Pearls are an organic material cultivated in molluscs, where layers upon layers of mother-of-pearl - the iridescent nacre inside of the mollusc – is deposited onto the core of a pearl. Every layer is so delicate that it takes 1.000 layers to achieve a total thickness of 0.5 mm of pearl.
When pearls are graded several factors are taken into consideration – lustre, shape, colour, surface and size. The AAA-AA pearl grading system is one of the most universally accepted standardized systems, where pearls are graded
on a scale from AAA to A, with AAA being the highest grad
Sophie Bille Brahe uses pearls of quality AAA-AA.
Lustre is the amount of light a pearl reflects from both its surface glow and the deep mirror-like reflection of its inner light. Pearls vary widely in colour based on the type of oyster that produces them. While colour choice is a matter of personal preference, we always look for rich colour, evenly distributed throughout the pearl.
Subtle blemishes and tiny marks are part of a pearl’s natural texture and proof of its genuine origin. These blemishes are the result of sea particles that drift into the oyster/mollusc and brush against the pearl as it forms.
Freshwater pearls are made in molluscs that live in freshwater environments. The largest production of cultured freshwater pearls happens in rivers in China.

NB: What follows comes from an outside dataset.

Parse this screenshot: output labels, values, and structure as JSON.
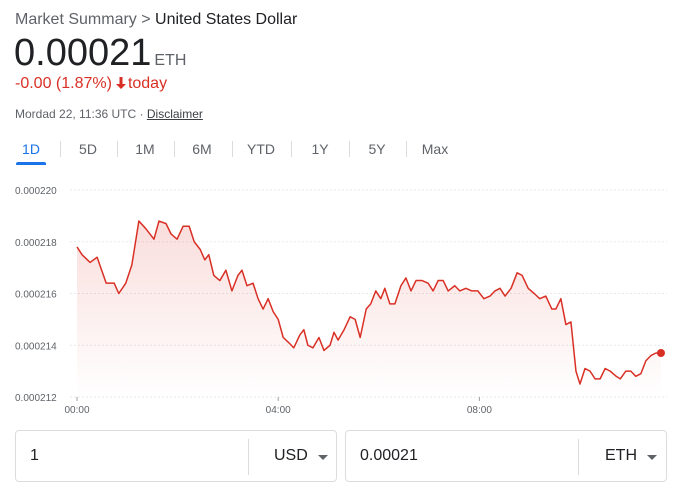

For most of Sophie Bille Brahe pearl jewellery, round white freshwater pearls are used. We spend a lot of time and effort on selecting only the highest quality.
Baroque freshwater pearls are pearls with an irregular non-spherical shape. Each pearl is unique in its shape and size – the pearls used in our jewelleryis carefully selected for its individual beauty. Out of hundreds of baroque pearls, we hand-pick only a small selection.
The classical white, culture saltwater pearl originates from the Akoya pearl oyster (Pinctada fucata).
Originally only cultivated in Japan.